我首先尝试使用Tensorflow 2.3,但是它没有用,所以我降级到Tensorflow 2.2,但它仍然显示相同的错误。我究竟做错了什么?以下是我的tensorflow,CUDA和CUDNN版本。
bash-4.2 $ pip3列表
...
tensorboard 2.2.2
tensorboard-plugin-wit 1.7.0
tensorflow 2.2.0
tensorflow-estimator 2.2.0
...
bash-4.2 $ cd usr / local
bash-4.2 $ ls
bin build cuda-10.0 cuda-10.2 cuda-7.0 cuda-8.0 cuda-9.1 etc include lib64 LICENSE python3 sbin src
boost cuda cuda-10.1 cuda-11.0 cuda-7.5 cuda-9.0 cuda-9.2 games lib libexec NOTICE Readme.md share
bash-4.2 $ cd cuda-10.1 / lib64
bash-4.2 $ ls
...
libcudnn.so libcudnn.so.7 libcudnn.so.7.5.0 libcudnn.so.7.6.4 libcudnn.so.7.6.5
...
我需要执行python文件from_keras.py
文件from_keras.py:
import tvm
from tvm import te
import tvm.relay as relay
from tvm.contrib.download import download_testdata
import keras
import numpy as np
######################################################################
# Load pretrained keras model
# ----------------------------
# We load a pretrained resnet-50 classification model provided by keras.
weights_url = "".join(
[
"https://github.com/fchollet/deep-learning-models/releases/",
"download/v0.2/resnet50_weights_tf_dim_ordering_tf_kernels.h5",
]
)
weights_file = "resnet50_weights.h5"
weights_path = download_testdata(weights_url, weights_file, module="keras")

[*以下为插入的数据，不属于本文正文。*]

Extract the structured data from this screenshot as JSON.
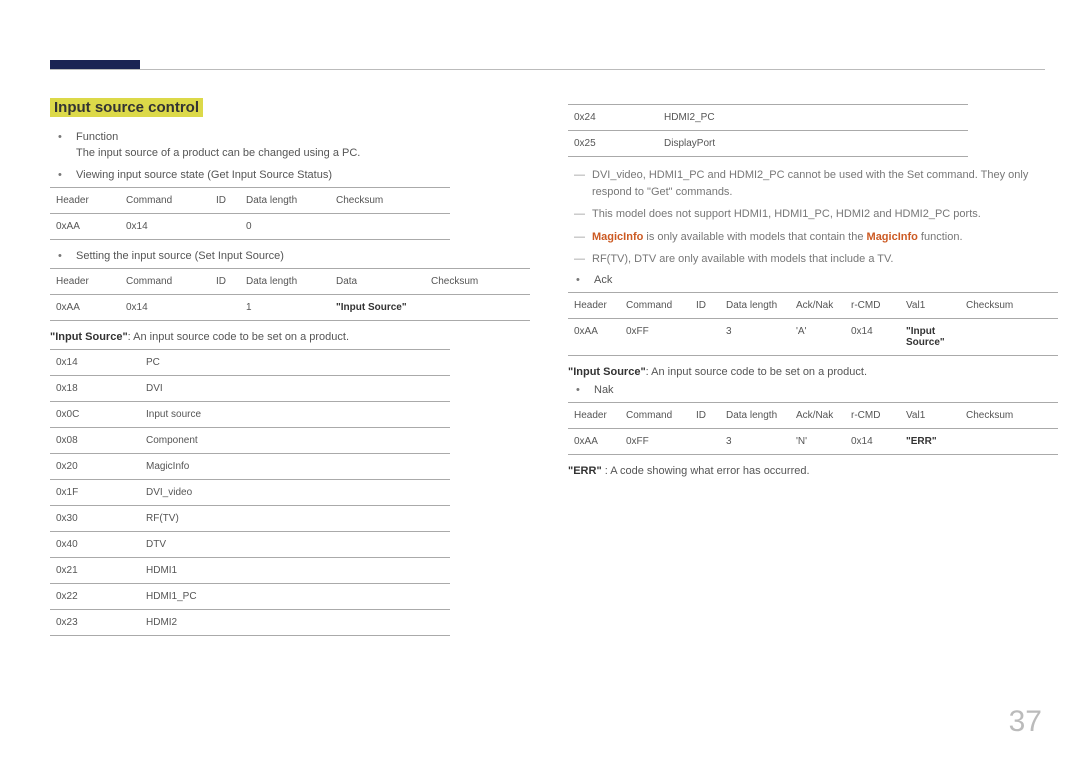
{
  "pageNumber": "37",
  "title": "Input source control",
  "left": {
    "bullet1": "Function",
    "bullet1_desc": "The input source of a product can be changed using a PC.",
    "bullet2": "Viewing input source state (Get Input Source Status)",
    "table1": {
      "headers": [
        "Header",
        "Command",
        "ID",
        "Data length",
        "Checksum"
      ],
      "row": [
        "0xAA",
        "0x14",
        "",
        "0",
        ""
      ]
    },
    "bullet3": "Setting the input source (Set Input Source)",
    "table2": {
      "headers": [
        "Header",
        "Command",
        "ID",
        "Data length",
        "Data",
        "Checksum"
      ],
      "row": [
        "0xAA",
        "0x14",
        "",
        "1",
        "\"Input Source\"",
        ""
      ]
    },
    "note1_bold": "\"Input Source\"",
    "note1_rest": ": An input source code to be set on a product.",
    "codes": [
      [
        "0x14",
        "PC"
      ],
      [
        "0x18",
        "DVI"
      ],
      [
        "0x0C",
        "Input source"
      ],
      [
        "0x08",
        "Component"
      ],
      [
        "0x20",
        "MagicInfo"
      ],
      [
        "0x1F",
        "DVI_video"
      ],
      [
        "0x30",
        "RF(TV)"
      ],
      [
        "0x40",
        "DTV"
      ],
      [
        "0x21",
        "HDMI1"
      ],
      [
        "0x22",
        "HDMI1_PC"
      ],
      [
        "0x23",
        "HDMI2"
      ]
    ]
  },
  "right": {
    "codes": [
      [
        "0x24",
        "HDMI2_PC"
      ],
      [
        "0x25",
        "DisplayPort"
      ]
    ],
    "dash1": "DVI_video, HDMI1_PC and HDMI2_PC cannot be used with the Set command. They only respond to \"Get\" commands.",
    "dash2": "This model does not support HDMI1, HDMI1_PC, HDMI2 and HDMI2_PC ports.",
    "dash3_word1": "MagicInfo",
    "dash3_mid": " is only available with models that contain the ",
    "dash3_word2": "MagicInfo",
    "dash3_end": " function.",
    "dash4": "RF(TV), DTV are only available with models that include a TV.",
    "bullet_ack": "Ack",
    "tableAck": {
      "headers": [
        "Header",
        "Command",
        "ID",
        "Data length",
        "Ack/Nak",
        "r-CMD",
        "Val1",
        "Checksum"
      ],
      "row": [
        "0xAA",
        "0xFF",
        "",
        "3",
        "'A'",
        "0x14",
        "\"Input Source\"",
        ""
      ]
    },
    "note_sourceAck_bold": "\"Input Source\"",
    "note_sourceAck_rest": ": An input source code to be set on a product.",
    "bullet_nak": "Nak",
    "tableNak": {
      "headers": [
        "Header",
        "Command",
        "ID",
        "Data length",
        "Ack/Nak",
        "r-CMD",
        "Val1",
        "Checksum"
      ],
      "row": [
        "0xAA",
        "0xFF",
        "",
        "3",
        "'N'",
        "0x14",
        "\"ERR\"",
        ""
      ]
    },
    "note_err_bold": "\"ERR\"",
    "note_err_rest": " : A code showing what error has occurred."
  }
}
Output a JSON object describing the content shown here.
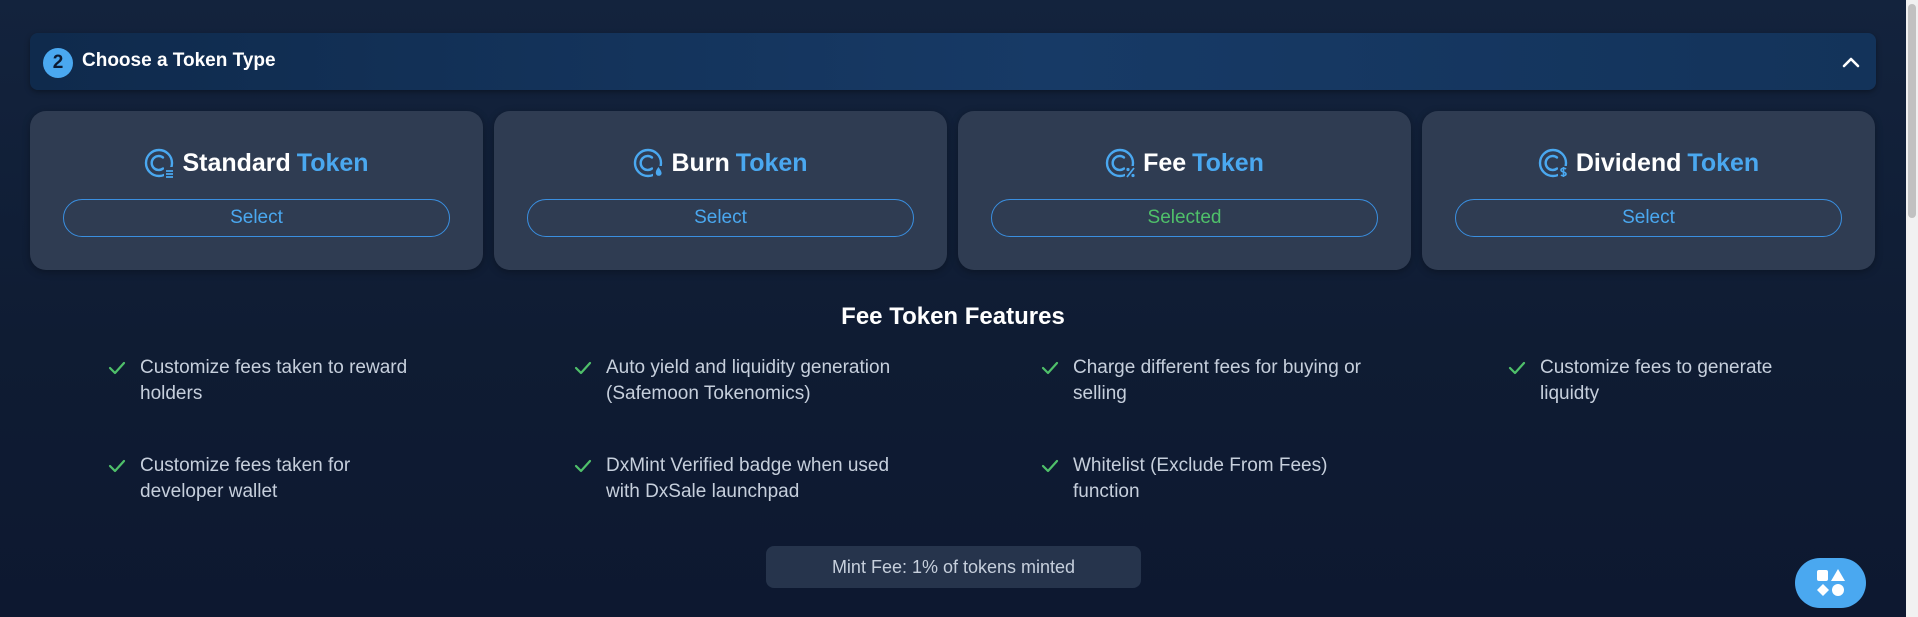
{
  "section": {
    "step_number": "2",
    "title": "Choose a Token Type",
    "collapse_icon": "chevron-up-icon"
  },
  "token_types": [
    {
      "name": "Standard",
      "suffix": "Token",
      "button": "Select",
      "selected": false,
      "icon": "coin-standard-icon"
    },
    {
      "name": "Burn",
      "suffix": "Token",
      "button": "Select",
      "selected": false,
      "icon": "coin-burn-icon"
    },
    {
      "name": "Fee",
      "suffix": "Token",
      "button": "Selected",
      "selected": true,
      "icon": "coin-fee-icon"
    },
    {
      "name": "Dividend",
      "suffix": "Token",
      "button": "Select",
      "selected": false,
      "icon": "coin-dividend-icon"
    }
  ],
  "features": {
    "title": "Fee Token Features",
    "items": [
      "Customize fees taken to reward holders",
      "Auto yield and liquidity generation (Safemoon Tokenomics)",
      "Charge different fees for buying or selling",
      "Customize fees to generate liquidty",
      "Customize fees taken for developer wallet",
      "DxMint Verified badge when used with DxSale launchpad",
      "Whitelist (Exclude From Fees) function"
    ]
  },
  "mint_fee": "Mint Fee: 1% of tokens minted",
  "colors": {
    "accent": "#4aa8f0",
    "selected": "#4fc06a",
    "card_bg": "#2f3c52",
    "page_bg": "#0f1c33"
  },
  "fab_icon": "shapes-icon"
}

keras_resnet50 = keras.applications.resnet50.ResNet50(
include_top=True, weights=None, input_shape=(224, 224, 3), classes=1000
)
keras_resnet50.load_weights(weights_path)
######################################################################
# Load a test image
# ------------------
# A single cat dominates the examples!
from PIL import Image
from matplotlib import pyplot as plt
from keras.applications.resnet50 import preprocess_input
img_url = "https://github.com/dmlc/mxnet.js/blob/main/data/cat.png?raw=true"
img_path = download_testdata(img_url, "cat.png", module="data")
img = Image.open(img_path).resize((224, 224))
plt.imshow(img)
plt.show()
# input preprocess
data = np.array(img)[np.newaxis, :].astype("float32")
data = preprocess_input(data).transpose([0, 3, 1, 2])
print("input_1", data.shape)
######################################################################
# Compile the model with Relay
# ----------------------------
# convert the keras model(NHWC layout) to Relay format(NCHW layout).
shape_dict = {"input_1": data.shape}
mod, params = relay.frontend.from_keras(keras_resnet50, shape_dict)
# compile the model
target = "cuda"
ctx = tvm.gpu(0)
with tvm.transform.PassContext(opt_level=3):
executor = relay.build_module.create_executor("graph", mod, ctx, target)
######################################################################
# Execute on TVM
# ---------------
dtype = "float32"
tvm_out = executor.evaluate()(tvm.nd.array(data.astype(dtype)), **params)
top1_tvm = np.argmax(tvm_out.asnumpy()[0])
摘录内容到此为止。